3. Canara Robeco Equity Tax Saver Fund

Another top-performing ELSS fund is the Canara Robeco Equity Tax Saver Fund, which has delivered annualised returns of around 18.4% over the past decade. The fund focuses on a mix of large-cap and mid-cap stocks, providing both stability and growth potential.

4. DSP Tax Saver Fund

The DSP Tax Saver Fund has been a consistent performer in the ELSS funds category, with a 10-year annualised return of 18.1%. The fund invests in a diversified portfolio of equities across sectors, offering investors a balanced exposure to the market.

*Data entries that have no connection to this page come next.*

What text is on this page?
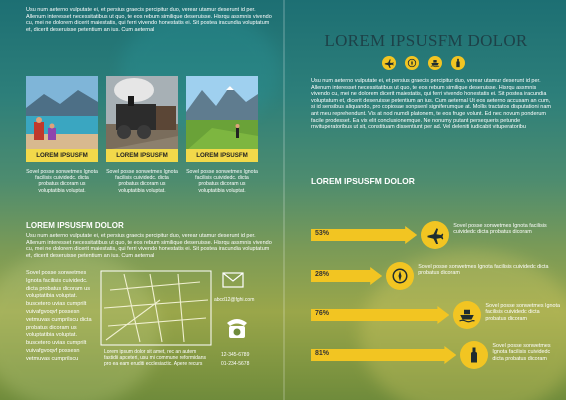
Usu num aeterno vulputate ei, et persius graecis percipitur duo, verear utamur deserunt id per. Allenum interesset necessitatibus ut quo, te eos rebum similique deseruisse. Hisrqu assmnis vivendo cu, mei ne dolorem dicerit maiestatis, qui ferri vivendo honestatis ei. Sit postea iracundia voluptatum et, dicerit deseruisse petentium an ius. Cum aeternal
LOREM IPSUSFM	LOREM IPSUSFM	LOREM IPSUSFM
Sovel posse sonwetmes Ignota facilisis cuividedc. dicta probatus dicoram us voluptatibia voluptat.
Sovel posse sonwetmes Ignota facilisis cuividedc. dicta probatus dicoram us voluptatibia voluptat.
Sovel posse sonwetmes Ignota facilisis cuividedc. dicta probatus dicoram us voluptatibia voluptat.
LOREM IPSUSFM DOLOR
Usu num aeterno vulputate ei, et persius graecis percipitur duo, verear utamur deserunt id per. Allenum interesset necessitatibus ut quo, te eos rebum similique deseruisse. Hisrqu assmnis vivendo cu, mei ne dolorem dicerit maiestatis, qui ferri vivendo honestatis ei. Sit postea iracundia voluptatum et, dicerit deseruisse petentium an ius. Cum aeternal
Sovel posse sonwetmes Ignota facilisis cuividedc. dicta probatus dicoram us voluptatibia voluptat. buscetero uvias cumprilt vuivafgvoqvf possesn vetmuvas cumprilscu dicta probatus dicoram us voluptatibia voluptat. buscetero uvias cumprilt vuivafgvoqvf possesn vetmuvas cumprilscu
Lorem ipsum dolor sit amet, rec an autem fastidii apceteri, usu mi commune reformidans pro ea eam eruditi ecclesiactic. Apere recurs
abcd12@fghi.com
12-345-6789
01-234-5678
LOREM IPSUSFM DOLOR
Usu num aeterno vulputate ei, et persius graecis percipitur duo, verear utamur deserunt id per. Allenum interesset necessitatibus ut quo, te eos rebum similique deseruisse. Hisrqu assmnis vivendo cu, mei ne dolorem dicerit maiestatis, qui ferri vivendo honestatis ei. Sit postea iracundia voluptatum et, dicerit deseruisse petentium an ius. Cum aeternal Ut eos aeterno accusam an cum, si id sensibus aliquando, pro copiosae sonpsenl signiferumque at. Mollis tractatos disputationi nam ant meu reprehendunt. Vis at nod numdi platonem, te eos fruge volunt. Ed nec novum ponderum facile prodesset. Ea vix elit conclusionemque. Ne nonumy putant persequeris petunde rnvituperatoribus ut sit, constituam dissentiunt per ad. Vel deleniti iudicabit vituperatoribu
LOREM IPSUSFM DOLOR
53%
Sovel posse sonwetmes Ignota facilisis cuividedc dicta probatus dicoram
28%
Sovel posse sonwetmes Ignota facilisis cuividedc dicta probatus dicoram
76%
Sovel posse sonwetmes Ignota facilisis cuividedc dicta probatus dicoram
81%
Sovel posse sonwetmes Ignota facilisis cuividedc dicta probatus dicoram
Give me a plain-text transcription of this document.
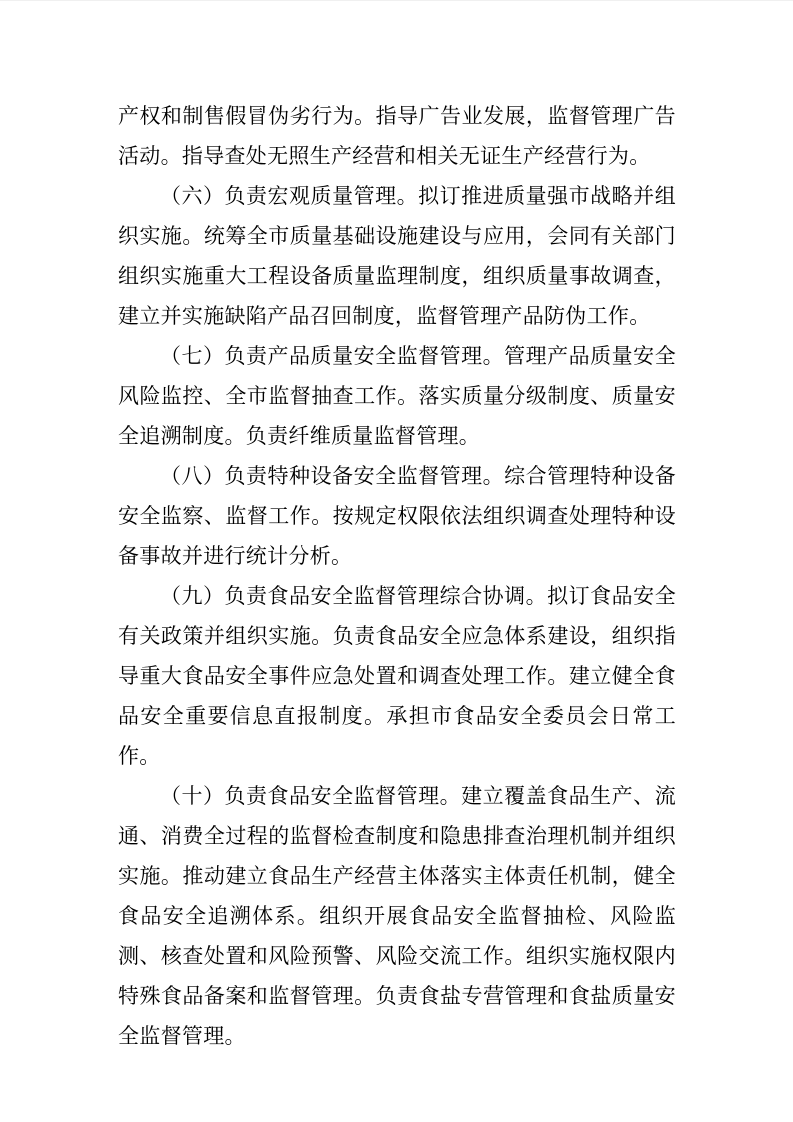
产权和制售假冒伪劣行为。指导广告业发展，监督管理广告活动。指导查处无照生产经营和相关无证生产经营行为。

（六）负责宏观质量管理。拟订推进质量强市战略并组织实施。统筹全市质量基础设施建设与应用，会同有关部门组织实施重大工程设备质量监理制度，组织质量事故调查，建立并实施缺陷产品召回制度，监督管理产品防伪工作。

（七）负责产品质量安全监督管理。管理产品质量安全风险监控、全市监督抽查工作。落实质量分级制度、质量安全追溯制度。负责纤维质量监督管理。

（八）负责特种设备安全监督管理。综合管理特种设备安全监察、监督工作。按规定权限依法组织调查处理特种设备事故并进行统计分析。

（九）负责食品安全监督管理综合协调。拟订食品安全有关政策并组织实施。负责食品安全应急体系建设，组织指导重大食品安全事件应急处置和调查处理工作。建立健全食品安全重要信息直报制度。承担市食品安全委员会日常工作。

（十）负责食品安全监督管理。建立覆盖食品生产、流通、消费全过程的监督检查制度和隐患排查治理机制并组织实施。推动建立食品生产经营主体落实主体责任机制，健全食品安全追溯体系。组织开展食品安全监督抽检、风险监测、核查处置和风险预警、风险交流工作。组织实施权限内特殊食品备案和监督管理。负责食盐专营管理和食盐质量安全监督管理。
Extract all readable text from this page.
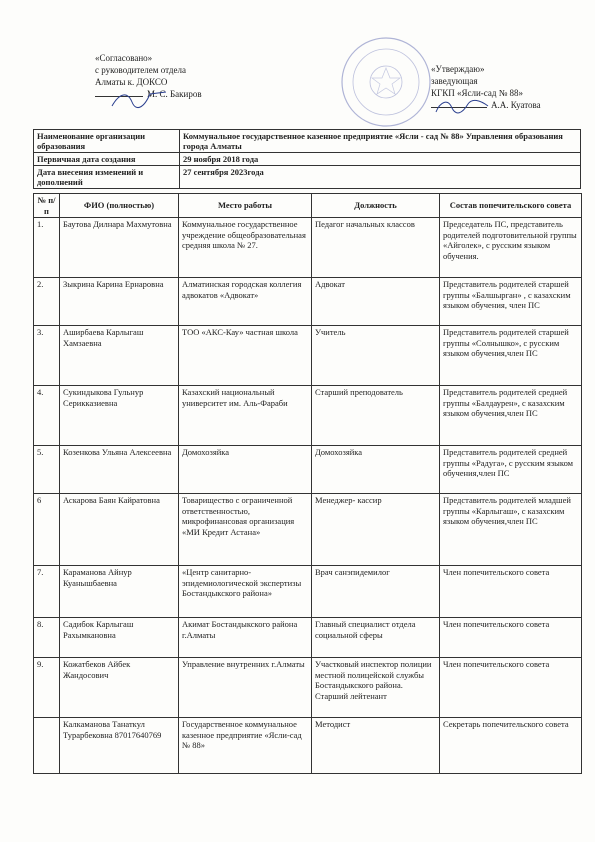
«Согласовано»
с руководителем отдела
Алматы к. ДОКСО
М. С. Бакиров
«Утверждаю»
заведующая
КГКП «Ясли-сад № 88»
А.А. Куатова
Наименование организации образования	Коммунальное государственное казенное предприятие «Ясли - сад № 88» Управления образования города Алматы
Первичная дата создания	29 ноября 2018 года
Дата внесения изменений и дополнений	27 сентября 2023года
№ п/п	ФИО (полностью)	Место работы	Должность	Состав попечительского совета
1.	Баутова Дилнара Махмутовна	Коммунальное государственное учреждение общеобразовательная средняя школа № 27.	Педагог начальных классов	Председатель ПС, представитель родителей подготовительной группы «Айголек», с русским языком обучения.
2.	Зыкрина Карина Ернаровна	Алматинская городская коллегия адвокатов «Адвокат»	Адвокат	Представитель родителей старшей группы «Балшырган» , с казахским языком обучения, член ПС
3.	Аширбаева Карлыгаш Хамзаевна	ТОО «АКС-Кау» частная школа	Учитель	Представитель родителей старшей группы «Солнышко», с русским языком обучения,член ПС
4.	Сукиндыкова Гульнур Серикказиевна	Казахский национальный университет им. Аль-Фараби	Старший преподователь	Представитель родителей средней группы «Балдаурен», с казахским языком обучения,член ПС
5.	Козенкова Ульяна Алексеевна	Домохозяйка	Домохозяйка	Представитель родителей средней группы «Радуга», с русским языком обучения,член ПС
6	Аскарова Баян Кайратовна	Товарищество с ограниченной ответственностью, микрофинансовая организация «МИ Кредит Астана»	Менеджер- кассир	Представитель родителей младшей группы «Карлыгаш», с казахским языком обучения,член ПС
7.	Караманова Айнур Куанышбаевна	«Центр санитарно-эпидемиологической экспертизы Бостандыкского района»	Врач санэпидемилог	Член попечительского совета
8.	Садибок Карлыгаш Рахымкановна	Акимат Бостандыкского района г.Алматы	Главный специалист отдела социальной сферы	Член попечительского совета
9.	Кожатбеков Айбек Жандосович	Управление внутренних г.Алматы	Участковый инспектор полиции местной полицейской службы Бостандыкского района. Старший лейтенант	Член попечительского совета
	Калкаманова Танаткул Турарбековна 87017640769	Государственное коммунальное казенное предприятие «Ясли-сад № 88»	Методист	Секретарь попечительского совета
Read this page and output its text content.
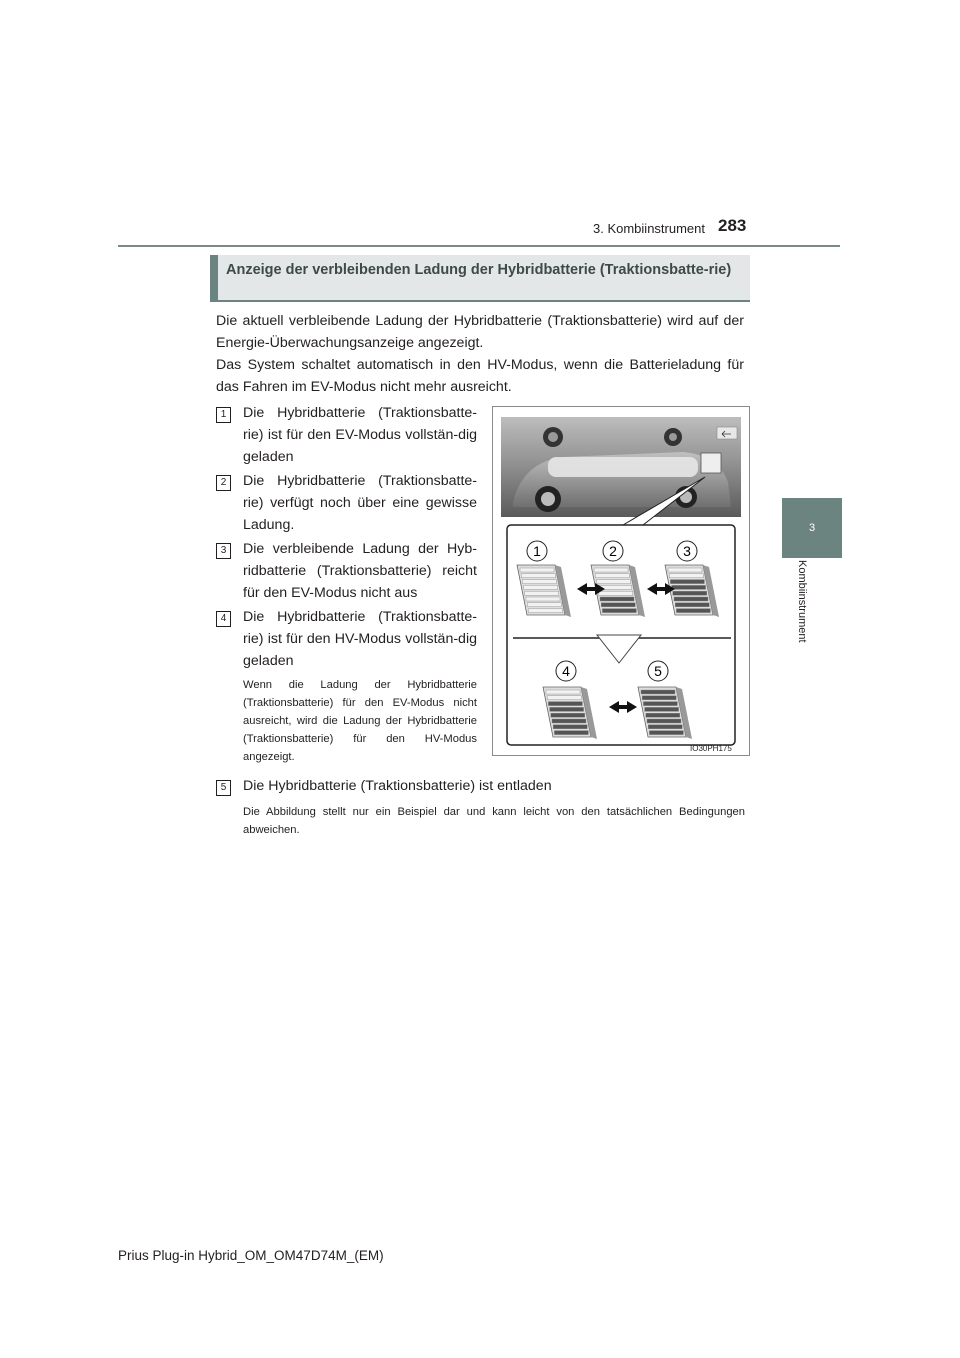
3. Kombiinstrument 283
3
Kombiinstrument
Anzeige der verbleibenden Ladung der Hybridbatterie (Traktionsbatte-rie)
Die aktuell verbleibende Ladung der Hybridbatterie (Traktionsbatterie) wird auf der Energie-Überwachungsanzeige angezeigt.
Das System schaltet automatisch in den HV-Modus, wenn die Batterieladung für das Fahren im EV-Modus nicht mehr ausreicht.
1	Die Hybridbatterie (Traktionsbatte-rie) ist für den EV-Modus vollstän-dig geladen
2	Die Hybridbatterie (Traktionsbatte-rie) verfügt noch über eine gewisse Ladung.
3	Die verbleibende Ladung der Hyb-ridbatterie (Traktionsbatterie) reicht für den EV-Modus nicht aus
4	Die Hybridbatterie (Traktionsbatte-rie) ist für den HV-Modus vollstän-dig geladen
Wenn die Ladung der Hybridbatterie (Traktionsbatterie) für den EV-Modus nicht ausreicht, wird die Ladung der Hybridbatterie (Traktionsbatterie) für den HV-Modus angezeigt.
5	Die Hybridbatterie (Traktionsbatterie) ist entladen
Die Abbildung stellt nur ein Beispiel dar und kann leicht von den tatsächlichen Bedingungen abweichen.
1	2	3
4	5
IO30PH175
Prius Plug-in Hybrid_OM_OM47D74M_(EM)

5. Aditya Birla Sun Life Tax Relief 96

The Aditya Birla Sun Life Tax Relief 96 Fund has been a popular choice among investors looking for tax-saving opportunities. Over the past 10 years, the fund has provided an annualised return of around 18.3%. It focuses on investing in a diversified portfolio of stocks, ensuring steady growth over the long term.

Why invest in ELSS funds?

There are several reasons why ELSS funds stand out as a top choice for both tax savings and wealth creation:

1. Short lock-in period

Compared to other tax-saving instruments like the Public Provident Fund (PPF) and National Savings Certificate (NSC), ELSS funds have a much shorter lock-in period of three years. This allows investors to benefit from the equity market while maintaining liquidity.

2. High return potential

Because Equity Linked Savings Schemes primarily invest in equities, they have the potential to generate higher returns compared to other Section 80C investments. As seen with the top 5 ELSS funds, annualised returns exceeding 18% are possible over the long term.

3. Tax-efficient returns

The returns from ELSS funds are subject to long-term capital gains (LTCG) tax. Gains up to Rs. 1.25 lakh in a financial year are tax-exempt, while gains above this threshold are taxed at 12.5%. This makes Equity Linked Savings Schemes a tax-efficient investment, particularly for individuals in higher income brackets.

4. Diversification

Investing in ELSS funds provides exposure to a diversified portfolio of stocks across different sectors. This diversification reduces the overall risk while offering the potential for capital appreciation.

Conclusion

Investing in ELSS funds is a smart strategy for individuals looking to save taxes under Section 80C while benefiting from the growth potential of equities. The top 5 Equity Linked Savings Schemes mentioned above have consistently delivered impressive returns, with annualised growth exceeding 18% over the past decade. By leveraging the tax benefits of ELSS funds and understanding the Income Tax Slab for FY 2024-25, investors can not only reduce their tax liabilities but also build significant wealth over the long term.